RSV Cases on the Rise

In a nutshell…
Cases of the contagious viral respiratory illness known as RSV are on the increase in the U.S. This article provides general and practical information on RSV, including national statistics, symptoms, warning signs of severe infection, and prevention.

This winter doctors arereportinga surge in cases of respiratory syncytial (pronouncedsin-SISH-uhl)病毒,簡單地稱為“RSV”。根據這一點U.S. Centers for Disease Control and Prevention (CDC), the virus may severely affect premature babies, young infants, adults over the age of 65, and those people with chronic lung disease, heart problems, or compromised immune systems. The CDCreports,on average, RSV leads to about 2.1 million outpatient visits and over 57,000 hospitalizations annually among children younger than five years old. Approximately 177,000 older adults are hospitalized and an estimated 14,000 die of RSV each year.

How RSV Spreads

RSV is highly contagious and most prevalent in fall, winter, and spring. It spreads through close contact with infected people, through the air with coughing and sneezing, and through contact with surfaces contaminated with infected mucous or saliva. The virus can survive on surfaces such as toys, doorknobs, and countertops for several hours, according toMontreal Children’s Hospital website. The virus can be destroyed on surfaces by applying a chlorine bleach solution (see below).

A Common Illness in Babies and Young Children

CDC notes nearly all children will have an RSV infection by their second birthday. In children under one year of age, it is the most common cause ofinflammationof the small airways in the lungs (known as bronchiolitis) andinfectionof the lungs (pneumonia). Symptoms resemble those of a cold or flu, and include runny nose or nasal congestion, cough, wheezing, reduced appetite, and fever. Most people recover from RSV within a week or two. CDC recommends calling your healthcare provider if you or your child has difficulty breathing, are not drinking enough fluids, or have worsening symptoms.
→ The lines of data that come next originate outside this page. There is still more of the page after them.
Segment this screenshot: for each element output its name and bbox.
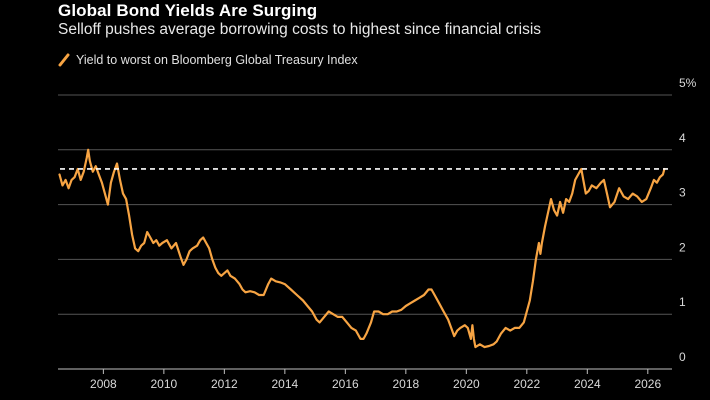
x-tick-label-2020: 2020	[453, 377, 480, 391]
series-line-0	[58, 148, 666, 349]
x-tick-label-2014: 2014	[271, 377, 298, 391]
series-layer	[58, 148, 666, 349]
x-tick-label-2010: 2010	[151, 377, 178, 391]
y-axis: 5% 4 3 2 1 0	[679, 76, 697, 364]
x-tick-label-2016: 2016	[332, 377, 359, 391]
x-tick-label-2026: 2026	[634, 377, 661, 391]
y-tick-label-3: 3	[679, 186, 686, 200]
y-tick-label-5: 5%	[679, 76, 697, 90]
y-tick-label-1: 1	[679, 295, 686, 309]
x-axis: 2008 2010 2012 2014 2016 2018 2020 2022 2024 2026	[58, 368, 672, 391]
y-tick-label-0: 0	[679, 350, 686, 364]
x-tick-label-2018: 2018	[392, 377, 419, 391]
x-tick-label-2024: 2024	[574, 377, 601, 391]
y-tick-label-2: 2	[679, 240, 686, 254]
y-tick-label-4: 4	[679, 131, 686, 145]
x-tick-label-2022: 2022	[513, 377, 540, 391]
legend-swatch-icon	[58, 53, 70, 67]
grid-layer	[58, 94, 672, 315]
x-tick-label-2008: 2008	[90, 377, 117, 391]
legend: Yield to worst on Bloomberg Global Treas…	[58, 51, 358, 69]
chart-title: Global Bond Yields Are Surging	[58, 1, 318, 20]
legend-label: Yield to worst on Bloomberg Global Treas…	[76, 53, 358, 67]
chart-subtitle: Selloff pushes average borrowing costs t…	[58, 21, 542, 38]
x-tick-label-2012: 2012	[211, 377, 238, 391]
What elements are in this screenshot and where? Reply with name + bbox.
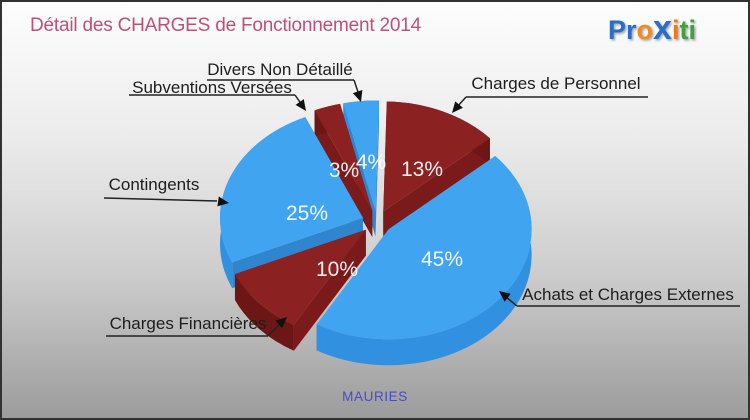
logo-letter-0: P: [608, 15, 627, 45]
logo-letter-5: t: [679, 15, 689, 45]
logo-letter-6: i: [688, 15, 696, 45]
callout-arrowhead-icon: [499, 291, 511, 302]
proxiti-logo: Proxiti: [608, 8, 696, 50]
callout-divers-non-detaille: Divers Non Détaillé: [207, 60, 363, 102]
slice-callout-label: Divers Non Détaillé: [207, 60, 353, 79]
callout-leader-line: [103, 197, 218, 202]
callout-achats-et-charges-externes: Achats et Charges Externes: [499, 285, 740, 307]
logo-letter-3: x: [653, 9, 672, 47]
commune-name: MAURIES: [342, 389, 408, 404]
callout-charges-de-personnel: Charges de Personnel: [452, 74, 648, 113]
slice-callout-label: Charges Financières: [110, 314, 267, 333]
pie-slice-charges-de-personnel: [383, 101, 490, 238]
slice-callout-label: Achats et Charges Externes: [522, 285, 734, 304]
pie-slice-achats-et-charges-externes: [316, 155, 532, 366]
slice-percent-label: 45%: [421, 248, 463, 271]
callout-arrowhead-icon: [352, 89, 363, 102]
logo-letter-2: o: [636, 15, 654, 45]
slice-percent-label: 4%: [356, 151, 386, 174]
chart-title: Détail des CHARGES de Fonctionnement 201…: [30, 15, 422, 36]
callout-arrowhead-icon: [295, 99, 306, 111]
callout-contingents: Contingents: [103, 175, 229, 207]
callout-leader-line: [505, 296, 518, 307]
callout-leader-line: [267, 323, 281, 337]
slice-percent-label: 10%: [316, 258, 358, 281]
callout-charges-financieres: Charges Financières: [106, 314, 287, 337]
pie-slice-charges-financieres: [234, 229, 366, 351]
callout-arrowhead-icon: [275, 317, 287, 329]
slice-percent-label: 13%: [401, 158, 443, 181]
logo-letter-1: r: [626, 15, 637, 45]
slice-percent-label: 25%: [286, 202, 328, 225]
callout-subventions-versees: Subventions Versées: [129, 78, 306, 111]
slice-callout-label: Contingents: [109, 175, 200, 194]
pie-slice-subventions-versees: [314, 103, 373, 238]
callout-arrowhead-icon: [217, 196, 229, 207]
slice-callout-label: Subventions Versées: [132, 78, 292, 97]
slice-percent-label: 3%: [329, 159, 359, 182]
slice-callout-label: Charges de Personnel: [471, 74, 640, 93]
callout-arrowhead-icon: [452, 101, 463, 113]
logo-letter-4: i: [671, 15, 680, 45]
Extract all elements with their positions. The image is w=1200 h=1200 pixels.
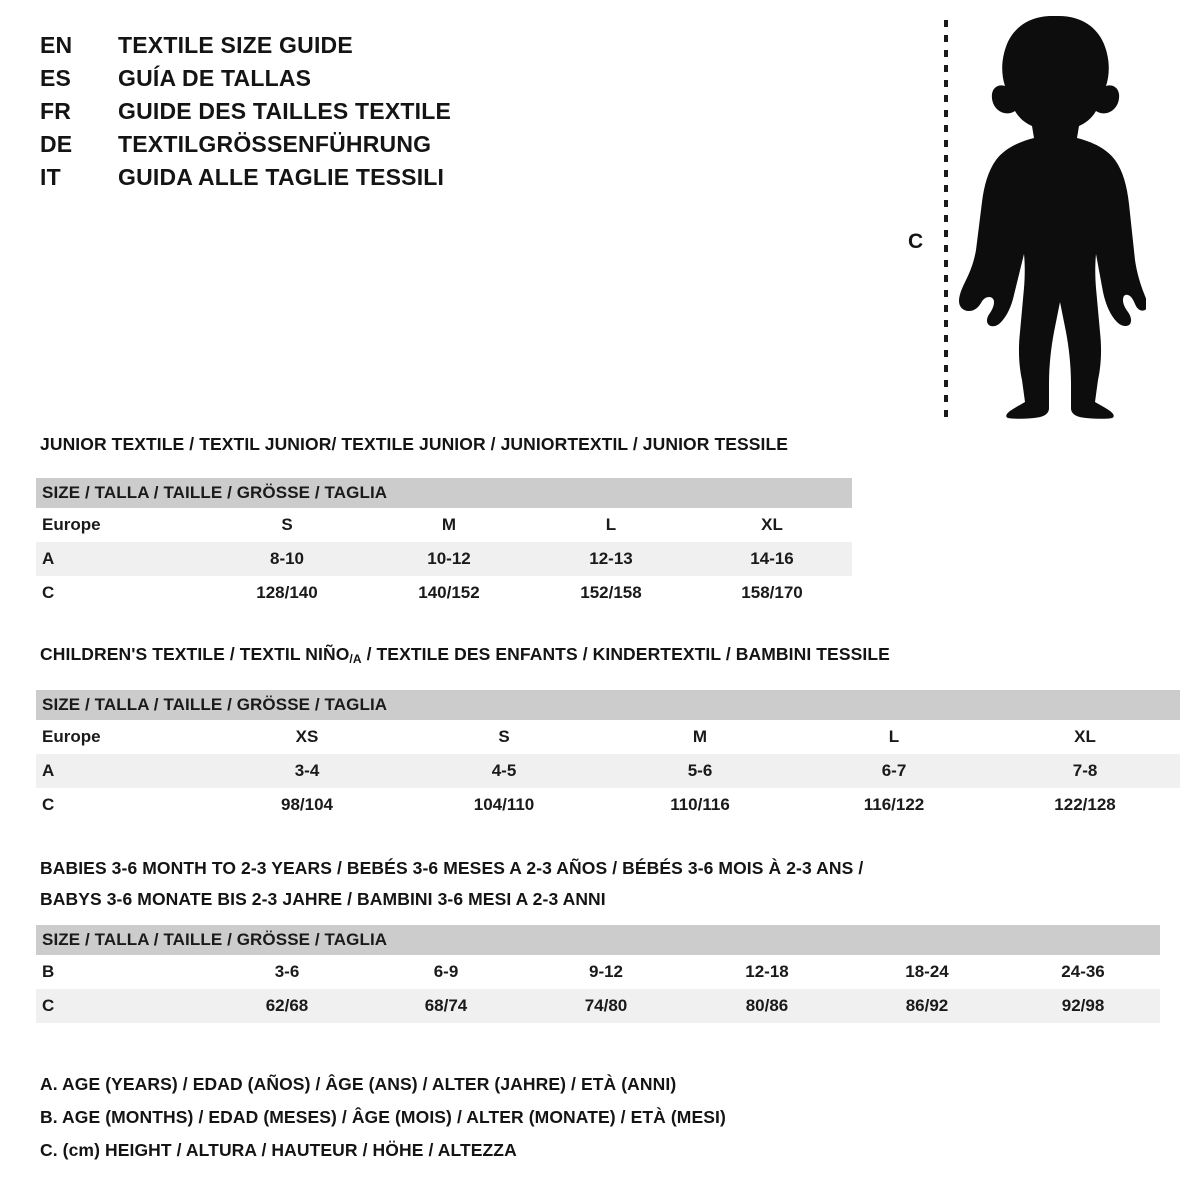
junior-band-row: SIZE / TALLA / TAILLE / GRÖSSE / TAGLIA (36, 478, 853, 508)
cell: 3-6 (208, 955, 366, 989)
language-title-list: EN TEXTILE SIZE GUIDE ES GUÍA DE TALLAS FR GU… (40, 32, 560, 197)
children-size-table: SIZE / TALLA / TAILLE / GRÖSSE / TAGLIA … (36, 690, 1181, 822)
cell: 4-5 (406, 754, 602, 788)
cell: 152/158 (530, 576, 692, 610)
row-label: C (36, 989, 208, 1023)
children-title-subscript: /A (349, 652, 362, 666)
language-code: EN (40, 32, 73, 58)
height-dotted-line (944, 20, 948, 420)
row-label: A (36, 754, 208, 788)
babies-section-title-line2: BABYS 3-6 MONATE BIS 2-3 JAHRE / BAMBINI… (40, 889, 606, 909)
cell: 74/80 (526, 989, 686, 1023)
row-label: C (36, 788, 208, 822)
language-title: GUÍA DE TALLAS (118, 65, 312, 91)
legend-block: A. AGE (YEARS) / EDAD (AÑOS) / ÂGE (ANS)… (40, 1068, 940, 1167)
row-label: C (36, 576, 206, 610)
table-row: A 8-10 10-12 12-13 14-16 (36, 542, 853, 576)
cell: 140/152 (368, 576, 530, 610)
cell: 128/140 (206, 576, 368, 610)
cell: 10-12 (368, 542, 530, 576)
height-illustration: C (890, 12, 1160, 422)
cell: 104/110 (406, 788, 602, 822)
cell: S (206, 508, 368, 542)
language-row: FR GUIDE DES TAILLES TEXTILE (40, 98, 560, 131)
babies-band-label: SIZE / TALLA / TAILLE / GRÖSSE / TAGLIA (36, 925, 1161, 955)
cell: L (530, 508, 692, 542)
children-title-post: / TEXTILE DES ENFANTS / KINDERTEXTIL / B… (361, 644, 890, 664)
language-code: IT (40, 164, 61, 190)
legend-line-c: C. (cm) HEIGHT / ALTURA / HAUTEUR / HÖHE… (40, 1140, 517, 1160)
row-label: Europe (36, 508, 206, 542)
child-silhouette-icon (959, 16, 1146, 419)
children-band-label: SIZE / TALLA / TAILLE / GRÖSSE / TAGLIA (36, 690, 1181, 720)
legend-line-a: A. AGE (YEARS) / EDAD (AÑOS) / ÂGE (ANS)… (40, 1074, 677, 1094)
language-row: EN TEXTILE SIZE GUIDE (40, 32, 560, 65)
table-row: Europe XS S M L XL (36, 720, 1181, 754)
language-title: GUIDE DES TAILLES TEXTILE (118, 98, 451, 124)
cell: 9-12 (526, 955, 686, 989)
cell: 7-8 (990, 754, 1181, 788)
cell: 3-4 (208, 754, 406, 788)
cell: XL (692, 508, 853, 542)
table-row: C 62/68 68/74 74/80 80/86 86/92 92/98 (36, 989, 1161, 1023)
cell: M (368, 508, 530, 542)
cell: 14-16 (692, 542, 853, 576)
cell: 12-18 (686, 955, 848, 989)
table-row: Europe S M L XL (36, 508, 853, 542)
babies-band-row: SIZE / TALLA / TAILLE / GRÖSSE / TAGLIA (36, 925, 1161, 955)
cell: 8-10 (206, 542, 368, 576)
language-title: TEXTILE SIZE GUIDE (118, 32, 353, 58)
babies-size-table: SIZE / TALLA / TAILLE / GRÖSSE / TAGLIA … (36, 925, 1161, 1023)
cell: 92/98 (1006, 989, 1161, 1023)
table-row: C 98/104 104/110 110/116 116/122 122/128 (36, 788, 1181, 822)
cell: M (602, 720, 798, 754)
language-row: IT GUIDA ALLE TAGLIE TESSILI (40, 164, 560, 197)
measure-c-label: C (908, 230, 924, 253)
table-row: C 128/140 140/152 152/158 158/170 (36, 576, 853, 610)
cell: 24-36 (1006, 955, 1161, 989)
cell: 18-24 (848, 955, 1006, 989)
cell: 98/104 (208, 788, 406, 822)
language-code: ES (40, 65, 72, 91)
cell: 6-7 (798, 754, 990, 788)
language-code: FR (40, 98, 72, 124)
cell: 12-13 (530, 542, 692, 576)
language-row: DE TEXTILGRÖSSENFÜHRUNG (40, 131, 560, 164)
cell: 86/92 (848, 989, 1006, 1023)
row-label: A (36, 542, 206, 576)
language-row: ES GUÍA DE TALLAS (40, 65, 560, 98)
row-label: B (36, 955, 208, 989)
cell: 110/116 (602, 788, 798, 822)
cell: XS (208, 720, 406, 754)
children-section-title: CHILDREN'S TEXTILE / TEXTIL NIÑO/A / TEX… (40, 644, 890, 666)
cell: 62/68 (208, 989, 366, 1023)
junior-section-title: JUNIOR TEXTILE / TEXTIL JUNIOR/ TEXTILE … (40, 434, 789, 454)
table-row: A 3-4 4-5 5-6 6-7 7-8 (36, 754, 1181, 788)
table-row: B 3-6 6-9 9-12 12-18 18-24 24-36 (36, 955, 1161, 989)
cell: L (798, 720, 990, 754)
cell: 158/170 (692, 576, 853, 610)
babies-section-title-line1: BABIES 3-6 MONTH TO 2-3 YEARS / BEBÉS 3-… (40, 858, 864, 878)
language-title: TEXTILGRÖSSENFÜHRUNG (118, 131, 432, 157)
cell: 122/128 (990, 788, 1181, 822)
cell: XL (990, 720, 1181, 754)
row-label: Europe (36, 720, 208, 754)
cell: 80/86 (686, 989, 848, 1023)
cell: 116/122 (798, 788, 990, 822)
language-code: DE (40, 131, 73, 157)
children-title-pre: CHILDREN'S TEXTILE / TEXTIL NIÑO (40, 644, 350, 664)
legend-line-b: B. AGE (MONTHS) / EDAD (MESES) / ÂGE (MO… (40, 1107, 726, 1127)
cell: 6-9 (366, 955, 526, 989)
language-title: GUIDA ALLE TAGLIE TESSILI (118, 164, 445, 190)
junior-size-table: SIZE / TALLA / TAILLE / GRÖSSE / TAGLIA … (36, 478, 853, 610)
children-band-row: SIZE / TALLA / TAILLE / GRÖSSE / TAGLIA (36, 690, 1181, 720)
cell: 5-6 (602, 754, 798, 788)
cell: 68/74 (366, 989, 526, 1023)
junior-band-label: SIZE / TALLA / TAILLE / GRÖSSE / TAGLIA (36, 478, 853, 508)
cell: S (406, 720, 602, 754)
There is no vaccine for RSV. “All we have in our toolbox,” notes Dr. Dan McGee, a pediatric hospitalist from Grand Rapids, Michigan ina recent interview, “are ways to help the child breathe easier until their body fights off infection.” Dr. McGee makes the excellent point thatgetting a flu vaccinecan help limit the potential for multiple viral infections in children who end up in the intensive care unit. He explained: “The last thing in the world you want to do is have two different respiratory illnesses going on at the same time.”

TheCDC statesa drug called palivizumab (pah-lih-VIH-zu-mahb)可以幫助防止某些嬰兒和兒童的嚴重RSV疾病治療嚴重疾病的高風險。然而,它不能幫助治愈或治療那些已經患有嚴重RSV病的人。According to WebMD, doctors may give monthly shots of palivizumab to infants at high risk during peak RSV season.

Preventing RSV

Best practices for preventing viral infections such as RSV include:

  • Wash handsfrequently and thoroughly for at least 20 seconds
  • 避免觸摸你的臉,眼睛和鼻子,特別是當您在可能受到汙染的地區時,如日間護理中心,醫療保健設施和公共交通車輛
  • Cover coughs and sneezes with a tissue or your upper shirt sleeve, not your hands
  • Stay home from work, school, or childcare settings when sick
  • 清潔和消毒經常觸摸表麵,用1:10稀釋的普通氯漂白劑和水(例如,加入一杯漂白劑到九杯水)

A Word to Parents and Care Givers

值得注意的是,對於大多數嬰兒和年輕children, an RSV infection is similar to the common cold, and at-home care for RSV works well. That said, it pays to be aware of the illness, its symptoms, and its potential complications for worsening symptoms.

Ralph Morris, MD, MPH, is a Physician and Preventive Medicine and Public Health official living in Bemidji, MN.